Republicans push to expand H-2A farm labor visa program

By Joe Burgett ·
Republicans push to expand H-2A farm labor visa program

House Agriculture Chair Glenn Thompson introduced the Securing Agriculture’s Workforce Act of 2026 on June 30. The bill would expand access beyond strictly seasonal work to some year-round agricultural operations, control costs, streamline agency interactions and give employers a more predictable system. Thompson called the current program “woefully outdated” and said disruptions to the food supply pose a national security threat.

Department of Labor FY 2024 data recorded 391,590 positions requested and 384,900 certified, with California, Florida, Georgia and Washington among the top states. A November 2024 GAO report found approved H-2A jobs and visas increased by more than 50% from FY 2018 through FY 2023, and the State Department issued almost 310,000 H-2A visas in FY 2023. Most approved jobs were in the farmworkers and laborers category, and about 51% were concentrated in California, Florida, Georgia, North Carolina and Washington.

AI-generated illustration
AI-generated illustration

An American Farm Bureau Federation analysis put FY 2025 at 398,258 certified positions, up 13,358 from FY 2024, and for the first time more than 400,000 workers were requested. Nearly half of FY 2025 certifications were in Florida, Georgia, California, Washington and North Carolina, with Florida alone accounting for more than 14%. H-2A use has grown 185% in the last 10 years, and only 182 positions out of more than 415,000 advertised in FY 2025 drew a domestic applicant.
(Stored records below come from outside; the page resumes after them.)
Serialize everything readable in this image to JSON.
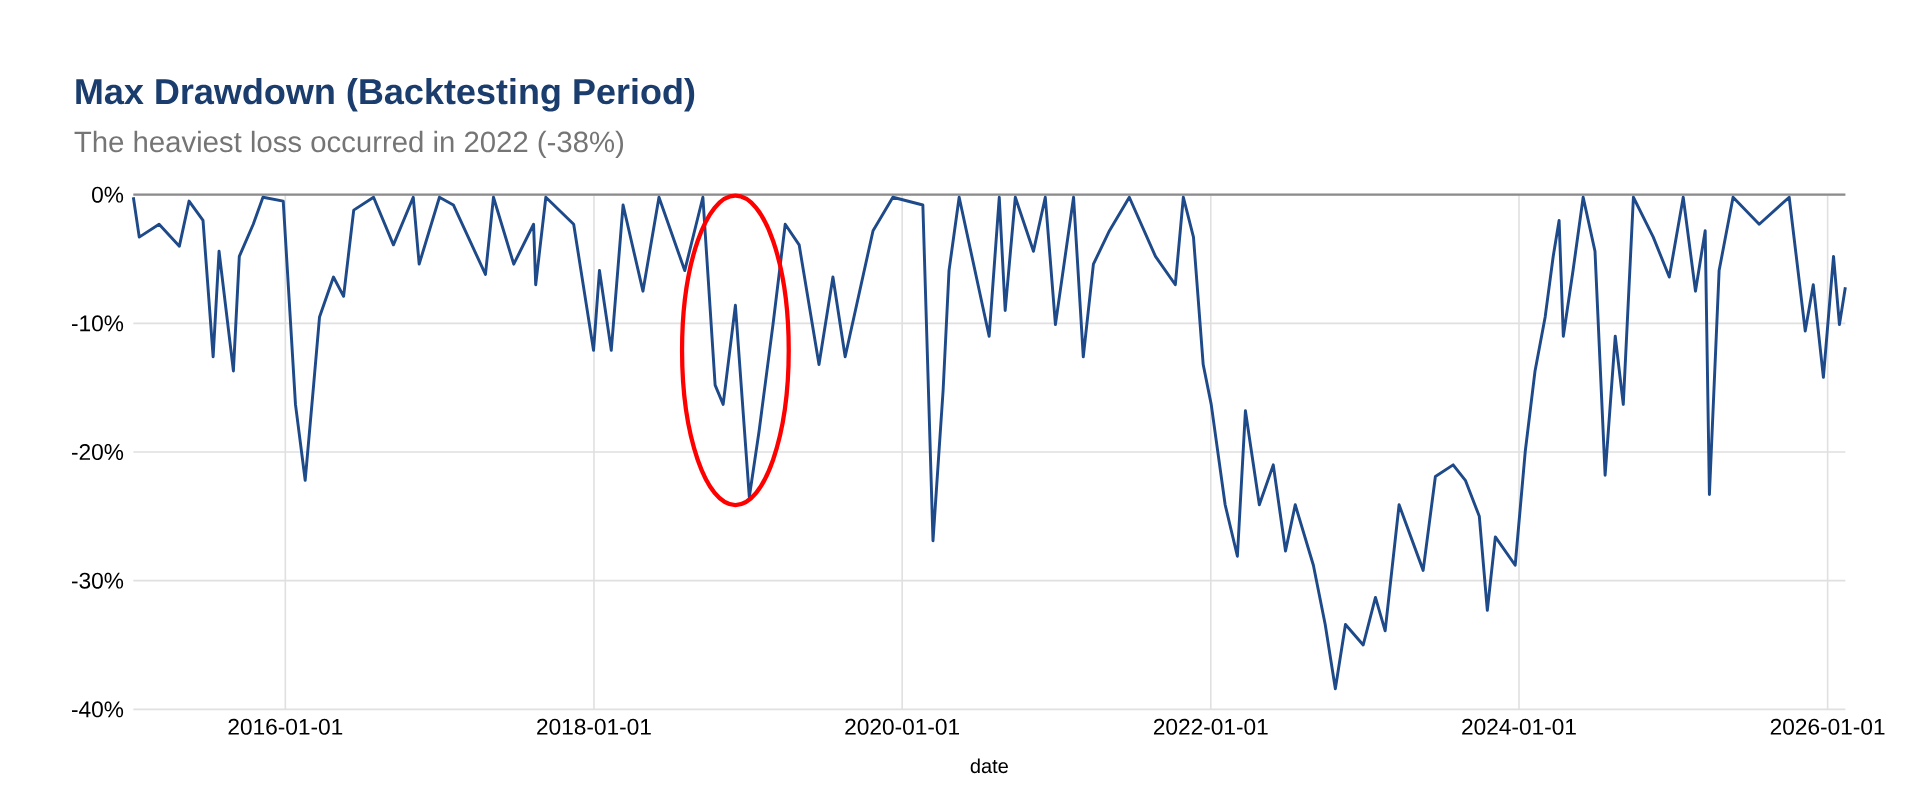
{
  "chart_data": {
    "type": "line",
    "title": "Max Drawdown (Backtesting Period)",
    "subtitle": "The heaviest loss occurred in 2022 (-38%)",
    "xlabel": "date",
    "color": "#1f4a8a",
    "grid": true,
    "legend": false,
    "marker": "none",
    "line_style": "solid",
    "xlim": [
      "2015-01-06",
      "2026-02-12"
    ],
    "xticks": [
      "2016-01-01",
      "2018-01-01",
      "2020-01-01",
      "2022-01-01",
      "2024-01-01",
      "2026-01-01"
    ],
    "ylim": [
      -40,
      0
    ],
    "yticks": [
      {
        "value": -40,
        "label": "-40%"
      },
      {
        "value": -30,
        "label": "-30%"
      },
      {
        "value": -20,
        "label": "-20%"
      },
      {
        "value": -10,
        "label": "-10%"
      },
      {
        "value": 0,
        "label": "0%"
      }
    ],
    "x": [
      "2015-01-06",
      "2015-01-20",
      "2015-03-08",
      "2015-04-25",
      "2015-05-18",
      "2015-06-20",
      "2015-07-14",
      "2015-07-28",
      "2015-08-31",
      "2015-09-14",
      "2015-10-17",
      "2015-11-09",
      "2015-12-27",
      "2016-01-25",
      "2016-02-17",
      "2016-03-08",
      "2016-03-22",
      "2016-04-24",
      "2016-05-18",
      "2016-06-11",
      "2016-07-28",
      "2016-09-13",
      "2016-10-30",
      "2016-11-13",
      "2016-12-31",
      "2017-02-02",
      "2017-04-19",
      "2017-05-08",
      "2017-06-25",
      "2017-08-11",
      "2017-08-16",
      "2017-09-09",
      "2017-11-14",
      "2017-12-31",
      "2018-01-14",
      "2018-02-11",
      "2018-03-11",
      "2018-04-27",
      "2018-06-04",
      "2018-08-04",
      "2018-09-16",
      "2018-10-15",
      "2018-11-03",
      "2018-12-02",
      "2019-01-04",
      "2019-01-27",
      "2019-03-01",
      "2019-03-30",
      "2019-05-02",
      "2019-06-18",
      "2019-07-21",
      "2019-08-19",
      "2019-10-24",
      "2019-12-10",
      "2020-02-19",
      "2020-03-14",
      "2020-04-07",
      "2020-04-21",
      "2020-05-15",
      "2020-07-25",
      "2020-08-18",
      "2020-09-01",
      "2020-09-25",
      "2020-11-07",
      "2020-12-05",
      "2020-12-29",
      "2021-02-10",
      "2021-03-05",
      "2021-03-29",
      "2021-05-06",
      "2021-06-22",
      "2021-08-23",
      "2021-10-09",
      "2021-10-28",
      "2021-11-21",
      "2021-12-14",
      "2022-01-02",
      "2022-02-04",
      "2022-03-05",
      "2022-03-24",
      "2022-04-26",
      "2022-05-29",
      "2022-06-27",
      "2022-07-20",
      "2022-09-01",
      "2022-09-29",
      "2022-10-23",
      "2022-11-16",
      "2022-12-28",
      "2023-01-26",
      "2023-02-18",
      "2023-03-23",
      "2023-05-19",
      "2023-06-17",
      "2023-07-29",
      "2023-08-27",
      "2023-09-29",
      "2023-10-18",
      "2023-11-06",
      "2023-12-23",
      "2024-01-16",
      "2024-02-08",
      "2024-03-03",
      "2024-03-22",
      "2024-04-05",
      "2024-04-15",
      "2024-05-08",
      "2024-06-01",
      "2024-06-29",
      "2024-07-23",
      "2024-08-16",
      "2024-09-04",
      "2024-09-28",
      "2024-11-14",
      "2024-12-22",
      "2025-01-24",
      "2025-02-22",
      "2025-03-17",
      "2025-03-27",
      "2025-04-19",
      "2025-05-22",
      "2025-07-23",
      "2025-10-02",
      "2025-11-09",
      "2025-11-28",
      "2025-12-22",
      "2026-01-15",
      "2026-01-29",
      "2026-02-12"
    ],
    "values": [
      -0.2,
      -3.3,
      -2.3,
      -4.0,
      -0.5,
      -2.0,
      -12.6,
      -4.4,
      -13.7,
      -4.8,
      -2.3,
      -0.2,
      -0.5,
      -16.3,
      -22.2,
      -14.8,
      -9.5,
      -6.4,
      -7.9,
      -1.2,
      -0.2,
      -3.9,
      -0.2,
      -5.4,
      -0.2,
      -0.8,
      -6.2,
      -0.2,
      -5.4,
      -2.3,
      -7.0,
      -0.2,
      -2.3,
      -12.1,
      -5.9,
      -12.1,
      -0.8,
      -7.5,
      -0.2,
      -5.9,
      -0.2,
      -14.8,
      -16.3,
      -8.6,
      -23.5,
      -18.4,
      -10.1,
      -2.3,
      -3.9,
      -13.2,
      -6.4,
      -12.6,
      -2.8,
      -0.2,
      -0.8,
      -26.9,
      -15.2,
      -5.9,
      -0.2,
      -11.0,
      -0.2,
      -9.0,
      -0.2,
      -4.4,
      -0.2,
      -10.1,
      -0.2,
      -12.6,
      -5.4,
      -2.8,
      -0.2,
      -4.8,
      -7.0,
      -0.2,
      -3.3,
      -13.2,
      -16.3,
      -24.1,
      -28.1,
      -16.8,
      -24.1,
      -21.0,
      -27.7,
      -24.1,
      -28.8,
      -33.4,
      -38.4,
      -33.4,
      -35.0,
      -31.3,
      -33.9,
      -24.1,
      -29.2,
      -21.9,
      -21.0,
      -22.2,
      -25.0,
      -32.3,
      -26.6,
      -28.8,
      -19.9,
      -13.7,
      -9.5,
      -4.8,
      -2.0,
      -11.0,
      -5.9,
      -0.2,
      -4.4,
      -21.8,
      -11.0,
      -16.3,
      -0.2,
      -3.3,
      -6.4,
      -0.2,
      -7.5,
      -2.8,
      -23.3,
      -5.9,
      -0.2,
      -2.3,
      -0.2,
      -10.6,
      -7.0,
      -14.2,
      -4.8,
      -10.1,
      -7.2
    ]
  }
}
GAO found that some H-2A filing steps still require mailing documents instead of full electronic submission, and that the Department of Homeland Security does not yet have full electronic processing for H-2A petitions. Wages calculated under the Adverse Effect Wage Rate have become a major burden, and AEWR increases from 2010 to 2025 outpaced inflation by 70%.

Glenn Thompson — Wikimedia Commons
U. S. House of Representatives via Wikimedia Commons (Public domain)

A February 2026 ProPublica investigation found regulators lack enough inspectors to monitor labor contractors and that workers often fear retaliation if they report abuse, including allegations in Georgia and elsewhere. Thompson’s bill would not create a path to citizenship and would keep H-2A temporary.